Thread: EOF help

  1. #1
    Registered User
    Join Date
    Oct 2012
    Posts
    99

    EOF help

    Why can't I hit ctrl-Z just once to exit from my while loop?

    The first time I hit ctrl-Z, my debugger says it has a value of ASCII 32, or a blank space.

    If I hit ctrl-Z twice in a row, then it will read it as EOF.

    Code:
    #include <stdio.h>
    #include <stdlib.h>
    #include <ctype.h>
    
    int main()
    {
        char ch;
        char prev_ch='a';
        char first_ch;
        float word_counter=0;
        float letter_counter=0;
        float wpl_counter;
    
        printf("Enter words and then type ctrl Z when done\n");
    
        do
        {
        ch=getchar();
        first_ch=ch;  //checks to see if first ch is a blank space for first and last blank space = a word overcount
    
            if(isspace(ch))
            {
                if(isspace(prev_ch)&&isspace(ch))
                {
                    continue;  // doesn't count two spaces in a row as a new word
                }
                word_counter++;  //counts total # of words
                prev_ch=ch;  // stores previous ch to check for two blank spaces in a row
                continue;         //skips counting whitespace as number of letters calculated below
            }
            else if(ispunct(ch))
            {
                continue;  //skips counting puncutation as number of letters calculated below
            }
            else  //ch must be a letter
            {
            letter_counter++;  //adds up total # of letters
            }
    
        }while(ch!=EOF);
    
        if(isspace(first_ch)&&isspace(ch))
        {
            word_counter--;  //corrects for extra word count if the first and last ch are both blank spaces
        }
        else if(!(isspace(first_ch)&&isspace(ch)))
        {
            word_counter++;  //corrects for lack of counting a word if no space at start or end of input
        }
    
    letter_counter--;  //corrects for cntrl-z entered
    wpl_counter=letter_counter/word_counter;
    
    printf("Total number of words is %.0f\n", word_counter);
    printf("Total number of letters is %.0f\n", letter_counter);
    printf("Total number of words per letter is %.2f\n", wpl_counter);
    
    return EXIT_SUCCESS;
    }
    Thanks in advance.

  2. #2
    Registered User
    Join Date
    Jun 2005
    Posts
    6,815
    It's a feature of your operating system and device drivers, and how they interact with functions in the standard library supplied with your compiler. No way to change it, short of rewriting relevant code in your operating system, rewriting your standard library and parts of the compiler, or using other techniques that go outside constraints of the C standard.
    Right 98% of the time, and don't care about the other 3%.

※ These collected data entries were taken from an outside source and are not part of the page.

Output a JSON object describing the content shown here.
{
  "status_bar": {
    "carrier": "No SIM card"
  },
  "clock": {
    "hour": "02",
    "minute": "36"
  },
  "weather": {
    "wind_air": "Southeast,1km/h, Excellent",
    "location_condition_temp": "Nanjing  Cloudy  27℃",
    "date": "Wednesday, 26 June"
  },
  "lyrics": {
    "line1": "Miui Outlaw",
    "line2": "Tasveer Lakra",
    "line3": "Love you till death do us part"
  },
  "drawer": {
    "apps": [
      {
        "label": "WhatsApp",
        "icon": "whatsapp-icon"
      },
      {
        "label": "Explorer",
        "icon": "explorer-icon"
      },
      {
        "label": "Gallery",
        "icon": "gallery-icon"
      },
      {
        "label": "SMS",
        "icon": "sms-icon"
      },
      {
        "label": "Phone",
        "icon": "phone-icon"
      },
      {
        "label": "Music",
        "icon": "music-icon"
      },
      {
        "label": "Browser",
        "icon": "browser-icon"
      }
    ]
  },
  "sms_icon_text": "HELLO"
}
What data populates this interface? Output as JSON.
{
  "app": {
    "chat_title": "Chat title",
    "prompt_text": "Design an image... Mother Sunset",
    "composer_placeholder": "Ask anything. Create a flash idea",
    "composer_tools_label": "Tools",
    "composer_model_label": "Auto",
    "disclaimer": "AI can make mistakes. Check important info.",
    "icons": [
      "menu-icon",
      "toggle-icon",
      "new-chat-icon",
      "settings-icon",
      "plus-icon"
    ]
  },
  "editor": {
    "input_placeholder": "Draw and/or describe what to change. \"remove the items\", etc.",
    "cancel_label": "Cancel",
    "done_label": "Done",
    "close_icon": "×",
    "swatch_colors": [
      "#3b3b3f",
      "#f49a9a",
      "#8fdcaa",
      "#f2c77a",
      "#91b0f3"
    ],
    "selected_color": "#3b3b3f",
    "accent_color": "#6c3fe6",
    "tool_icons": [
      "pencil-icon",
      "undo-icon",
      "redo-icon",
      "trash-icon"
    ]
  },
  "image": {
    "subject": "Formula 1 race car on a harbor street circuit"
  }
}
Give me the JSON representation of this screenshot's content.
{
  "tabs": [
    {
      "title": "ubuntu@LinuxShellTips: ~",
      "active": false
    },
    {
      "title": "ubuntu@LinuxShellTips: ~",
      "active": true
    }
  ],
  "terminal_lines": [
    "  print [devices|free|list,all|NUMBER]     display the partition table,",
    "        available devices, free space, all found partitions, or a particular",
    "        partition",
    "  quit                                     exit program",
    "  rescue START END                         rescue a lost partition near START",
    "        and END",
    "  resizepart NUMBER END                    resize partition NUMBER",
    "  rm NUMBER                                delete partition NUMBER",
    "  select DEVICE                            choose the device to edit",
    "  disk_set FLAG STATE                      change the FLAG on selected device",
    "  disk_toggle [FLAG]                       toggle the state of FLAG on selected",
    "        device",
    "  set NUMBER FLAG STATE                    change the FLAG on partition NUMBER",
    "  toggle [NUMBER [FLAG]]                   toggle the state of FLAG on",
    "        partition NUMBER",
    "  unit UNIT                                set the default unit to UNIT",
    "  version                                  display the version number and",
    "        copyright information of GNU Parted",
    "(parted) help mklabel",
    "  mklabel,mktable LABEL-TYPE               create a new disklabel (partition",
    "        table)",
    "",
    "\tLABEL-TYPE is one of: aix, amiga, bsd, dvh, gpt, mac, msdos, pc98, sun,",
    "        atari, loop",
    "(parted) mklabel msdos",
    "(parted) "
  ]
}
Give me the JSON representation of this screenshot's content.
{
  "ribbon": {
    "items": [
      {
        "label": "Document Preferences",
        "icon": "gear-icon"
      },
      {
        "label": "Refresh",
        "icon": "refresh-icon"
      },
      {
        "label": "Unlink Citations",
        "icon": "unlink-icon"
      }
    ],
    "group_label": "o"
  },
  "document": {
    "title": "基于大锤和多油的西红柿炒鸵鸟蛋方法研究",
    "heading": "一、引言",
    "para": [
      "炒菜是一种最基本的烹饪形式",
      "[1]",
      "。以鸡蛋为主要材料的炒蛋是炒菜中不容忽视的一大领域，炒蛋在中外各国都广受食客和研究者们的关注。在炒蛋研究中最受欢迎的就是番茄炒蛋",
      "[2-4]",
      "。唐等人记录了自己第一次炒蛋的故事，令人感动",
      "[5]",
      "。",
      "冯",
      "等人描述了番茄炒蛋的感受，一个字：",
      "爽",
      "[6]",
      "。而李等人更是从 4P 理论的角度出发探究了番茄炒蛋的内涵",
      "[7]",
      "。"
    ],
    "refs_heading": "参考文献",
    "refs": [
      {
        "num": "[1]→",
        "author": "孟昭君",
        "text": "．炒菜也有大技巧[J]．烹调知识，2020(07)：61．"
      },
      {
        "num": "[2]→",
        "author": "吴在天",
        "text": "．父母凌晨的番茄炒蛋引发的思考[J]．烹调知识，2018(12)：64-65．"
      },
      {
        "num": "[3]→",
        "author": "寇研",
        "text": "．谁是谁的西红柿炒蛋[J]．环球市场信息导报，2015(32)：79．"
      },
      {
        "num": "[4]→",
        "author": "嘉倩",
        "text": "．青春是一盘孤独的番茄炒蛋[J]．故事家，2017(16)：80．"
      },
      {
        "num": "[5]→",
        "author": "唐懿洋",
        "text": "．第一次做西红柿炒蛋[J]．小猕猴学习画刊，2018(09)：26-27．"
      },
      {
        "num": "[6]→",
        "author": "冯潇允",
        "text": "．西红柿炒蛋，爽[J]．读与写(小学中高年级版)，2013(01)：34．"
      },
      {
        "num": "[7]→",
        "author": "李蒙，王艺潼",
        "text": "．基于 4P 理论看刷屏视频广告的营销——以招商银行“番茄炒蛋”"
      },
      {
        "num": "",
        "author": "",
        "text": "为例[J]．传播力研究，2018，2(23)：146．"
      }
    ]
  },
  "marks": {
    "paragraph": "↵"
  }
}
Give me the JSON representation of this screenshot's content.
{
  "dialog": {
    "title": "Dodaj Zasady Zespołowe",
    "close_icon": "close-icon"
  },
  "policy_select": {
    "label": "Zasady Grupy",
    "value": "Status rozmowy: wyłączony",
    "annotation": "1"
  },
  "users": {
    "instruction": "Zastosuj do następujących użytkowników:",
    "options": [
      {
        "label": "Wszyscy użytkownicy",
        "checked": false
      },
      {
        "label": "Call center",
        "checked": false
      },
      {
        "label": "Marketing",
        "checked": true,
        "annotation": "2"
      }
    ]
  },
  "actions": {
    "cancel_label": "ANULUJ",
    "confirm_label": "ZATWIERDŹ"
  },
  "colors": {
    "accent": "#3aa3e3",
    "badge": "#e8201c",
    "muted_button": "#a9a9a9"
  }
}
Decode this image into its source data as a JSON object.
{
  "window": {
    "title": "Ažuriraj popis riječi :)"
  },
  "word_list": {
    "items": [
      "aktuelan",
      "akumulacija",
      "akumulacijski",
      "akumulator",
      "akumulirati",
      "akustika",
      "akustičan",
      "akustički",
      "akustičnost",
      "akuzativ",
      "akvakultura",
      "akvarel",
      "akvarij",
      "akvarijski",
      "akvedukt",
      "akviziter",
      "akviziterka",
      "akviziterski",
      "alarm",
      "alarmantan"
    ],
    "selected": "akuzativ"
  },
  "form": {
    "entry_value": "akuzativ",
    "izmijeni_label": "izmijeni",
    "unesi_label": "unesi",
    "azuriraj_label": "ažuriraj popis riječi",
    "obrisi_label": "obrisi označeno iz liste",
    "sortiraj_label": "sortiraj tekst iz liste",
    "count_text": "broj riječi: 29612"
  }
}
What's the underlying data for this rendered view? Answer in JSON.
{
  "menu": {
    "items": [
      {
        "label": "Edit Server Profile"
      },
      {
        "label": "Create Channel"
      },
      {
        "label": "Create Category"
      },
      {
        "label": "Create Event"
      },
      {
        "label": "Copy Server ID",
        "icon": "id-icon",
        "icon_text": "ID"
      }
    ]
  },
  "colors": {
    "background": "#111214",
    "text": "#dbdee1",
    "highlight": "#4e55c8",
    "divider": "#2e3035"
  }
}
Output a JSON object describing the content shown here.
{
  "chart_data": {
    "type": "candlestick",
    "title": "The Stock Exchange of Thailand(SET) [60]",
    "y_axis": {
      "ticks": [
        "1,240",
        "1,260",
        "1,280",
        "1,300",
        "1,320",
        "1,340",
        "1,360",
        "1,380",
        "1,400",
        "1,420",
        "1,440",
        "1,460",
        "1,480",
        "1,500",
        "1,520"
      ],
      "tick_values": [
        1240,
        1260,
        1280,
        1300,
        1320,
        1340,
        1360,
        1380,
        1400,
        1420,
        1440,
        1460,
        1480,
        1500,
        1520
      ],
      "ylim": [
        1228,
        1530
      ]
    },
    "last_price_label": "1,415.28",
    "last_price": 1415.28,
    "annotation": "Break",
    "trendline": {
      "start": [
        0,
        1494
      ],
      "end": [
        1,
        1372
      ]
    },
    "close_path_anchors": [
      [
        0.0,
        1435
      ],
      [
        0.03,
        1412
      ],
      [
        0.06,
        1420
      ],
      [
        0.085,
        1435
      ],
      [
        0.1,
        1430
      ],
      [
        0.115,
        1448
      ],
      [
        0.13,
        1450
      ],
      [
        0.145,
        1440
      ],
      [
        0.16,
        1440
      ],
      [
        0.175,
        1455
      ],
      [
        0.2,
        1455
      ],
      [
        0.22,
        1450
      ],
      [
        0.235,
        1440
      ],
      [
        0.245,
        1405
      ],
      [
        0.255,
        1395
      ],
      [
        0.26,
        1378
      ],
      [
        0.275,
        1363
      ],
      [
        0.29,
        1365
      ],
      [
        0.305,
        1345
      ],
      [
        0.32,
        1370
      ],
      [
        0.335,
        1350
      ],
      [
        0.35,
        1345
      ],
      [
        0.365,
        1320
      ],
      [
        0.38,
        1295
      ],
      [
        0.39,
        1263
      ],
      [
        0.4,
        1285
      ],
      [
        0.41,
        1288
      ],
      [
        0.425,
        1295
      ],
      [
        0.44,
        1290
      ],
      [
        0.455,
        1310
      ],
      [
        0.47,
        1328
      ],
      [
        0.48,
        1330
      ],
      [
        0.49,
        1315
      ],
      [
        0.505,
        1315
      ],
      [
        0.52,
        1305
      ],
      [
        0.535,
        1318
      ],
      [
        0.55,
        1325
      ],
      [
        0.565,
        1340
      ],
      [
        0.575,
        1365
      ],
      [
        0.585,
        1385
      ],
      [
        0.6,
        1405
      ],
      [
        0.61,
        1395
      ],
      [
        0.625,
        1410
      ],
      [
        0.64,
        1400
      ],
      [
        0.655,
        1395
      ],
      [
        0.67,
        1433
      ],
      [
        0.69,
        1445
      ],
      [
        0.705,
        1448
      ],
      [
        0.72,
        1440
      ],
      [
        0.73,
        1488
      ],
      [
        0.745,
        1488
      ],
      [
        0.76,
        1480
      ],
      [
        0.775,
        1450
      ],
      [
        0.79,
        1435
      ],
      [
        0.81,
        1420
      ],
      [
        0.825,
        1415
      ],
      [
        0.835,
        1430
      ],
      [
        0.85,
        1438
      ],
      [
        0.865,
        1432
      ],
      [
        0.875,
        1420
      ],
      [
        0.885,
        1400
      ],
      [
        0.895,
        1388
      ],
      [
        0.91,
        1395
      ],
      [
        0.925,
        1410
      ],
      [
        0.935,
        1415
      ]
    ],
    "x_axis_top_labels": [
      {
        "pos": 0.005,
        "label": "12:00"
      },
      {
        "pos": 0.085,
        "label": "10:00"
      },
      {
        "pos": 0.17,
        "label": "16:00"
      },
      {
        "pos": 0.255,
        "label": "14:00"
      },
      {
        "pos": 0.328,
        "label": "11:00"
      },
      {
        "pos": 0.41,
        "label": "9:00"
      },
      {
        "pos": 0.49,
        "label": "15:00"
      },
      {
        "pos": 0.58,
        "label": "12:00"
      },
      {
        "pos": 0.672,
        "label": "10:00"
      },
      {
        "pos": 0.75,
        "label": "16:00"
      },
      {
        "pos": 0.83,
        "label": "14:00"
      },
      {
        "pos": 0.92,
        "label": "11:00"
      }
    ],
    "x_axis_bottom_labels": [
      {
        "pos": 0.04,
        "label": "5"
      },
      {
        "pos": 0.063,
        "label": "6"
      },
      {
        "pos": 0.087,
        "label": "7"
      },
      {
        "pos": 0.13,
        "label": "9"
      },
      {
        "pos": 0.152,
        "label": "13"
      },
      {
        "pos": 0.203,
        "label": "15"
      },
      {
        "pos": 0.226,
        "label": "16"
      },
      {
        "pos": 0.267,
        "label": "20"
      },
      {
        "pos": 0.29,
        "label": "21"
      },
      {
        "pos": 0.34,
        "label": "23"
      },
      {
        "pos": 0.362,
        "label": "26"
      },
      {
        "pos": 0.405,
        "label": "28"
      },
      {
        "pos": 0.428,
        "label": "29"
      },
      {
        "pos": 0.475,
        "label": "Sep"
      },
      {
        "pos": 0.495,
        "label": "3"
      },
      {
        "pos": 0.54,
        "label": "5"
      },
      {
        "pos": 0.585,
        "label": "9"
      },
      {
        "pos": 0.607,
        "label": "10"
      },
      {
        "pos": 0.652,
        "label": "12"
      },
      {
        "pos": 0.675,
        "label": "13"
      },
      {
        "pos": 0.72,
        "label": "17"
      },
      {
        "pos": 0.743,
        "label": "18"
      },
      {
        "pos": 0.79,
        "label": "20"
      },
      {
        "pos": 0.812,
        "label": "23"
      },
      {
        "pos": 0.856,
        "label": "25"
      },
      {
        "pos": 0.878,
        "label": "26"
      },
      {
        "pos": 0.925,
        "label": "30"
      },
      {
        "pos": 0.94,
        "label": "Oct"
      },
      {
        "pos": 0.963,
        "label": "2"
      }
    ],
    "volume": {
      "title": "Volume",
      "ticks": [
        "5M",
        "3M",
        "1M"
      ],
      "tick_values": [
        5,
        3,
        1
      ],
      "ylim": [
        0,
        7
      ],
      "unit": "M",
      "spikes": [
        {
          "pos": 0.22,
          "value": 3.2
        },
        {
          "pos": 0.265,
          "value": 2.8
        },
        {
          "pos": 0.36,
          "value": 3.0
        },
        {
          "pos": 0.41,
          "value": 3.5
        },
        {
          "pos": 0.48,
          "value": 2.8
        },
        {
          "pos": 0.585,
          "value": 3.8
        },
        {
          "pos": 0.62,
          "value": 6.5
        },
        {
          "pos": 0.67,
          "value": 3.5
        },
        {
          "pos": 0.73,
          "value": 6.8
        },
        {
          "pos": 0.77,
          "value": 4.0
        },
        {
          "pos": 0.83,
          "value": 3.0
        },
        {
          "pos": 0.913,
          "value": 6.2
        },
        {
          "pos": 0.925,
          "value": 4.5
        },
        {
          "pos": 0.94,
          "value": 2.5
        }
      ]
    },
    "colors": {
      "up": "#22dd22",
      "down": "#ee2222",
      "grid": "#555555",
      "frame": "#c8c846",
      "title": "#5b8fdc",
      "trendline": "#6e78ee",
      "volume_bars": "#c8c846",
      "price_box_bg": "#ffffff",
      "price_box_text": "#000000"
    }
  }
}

    If I seem grumpy or unhelpful in reply to you, or tell you you need to demonstrate more effort before you can expect help, it is likely you deserve it. Suck it up, Buttercup, and read this, this, and this before posting again.

  3. #3
    Ultraviolence Connoisseur
    Join Date
    Mar 2004
    Posts
    555
    Other things to consider: EOF is actually bigger then 'char' and needs to be in an unsigned int (which is the type you should use with getchar()).

  4. #4
    Registered User
    Join Date
    Jun 2005
    Posts
    6,815
    Quote Originally Posted by nonpuz View Post
    Other things to consider: EOF is actually bigger then 'char' and needs to be in an unsigned int (which is the type you should use with getchar()).
    getchar() returns int, not unsigned int. EOF is outside the range of values that can be represented in a char, but able to be represented by an int.
    Right 98% of the time, and don't care about the other 3%.

    If I seem grumpy or unhelpful in reply to you, or tell you you need to demonstrate more effort before you can expect help, it is likely you deserve it. Suck it up, Buttercup, and read this, this, and this before posting again.

  5. #5
    Ticked and off
    Join Date
    Oct 2011
    Location
    La-la land
    Posts
    1,728
    If I hit Ctrl-Z, the job gets stopped. Perhaps you should have asked this in the Windows programming board?

    I know in Linux the equivalent Ctrl-D must be repeated unless at the start of a line, because the first one will cause the terminal to flush the line without a trailing newline -- and therefore completely discard the initial Ctrl-D --, and only the second will end the input.


    Your code logic seems overly complicated to me. Why not use a very simple finite-state machine instead? Pseudocode:
    Code:
    words = 0
    chars = 0
    curr = next character from input
    
    loop:
    
        # First state: Between words. Consume white-space.
        while curr is white-space:
            chars = chars + 1
            curr = next character from input
        end while
    
        # No more input?
        if curr indicates end-of-file or error,
            break out of the loop.
    
        # Transition to second state: we have a new word.
        words = words + 1
    
        # Second state: Consume word.
        while curr is not white-space:
            chars = chars + 1
            curr = next character from input
        end while
    
    end loop
    Note that if the input is line-buffered, the loop ends up being one full line behind the actual input.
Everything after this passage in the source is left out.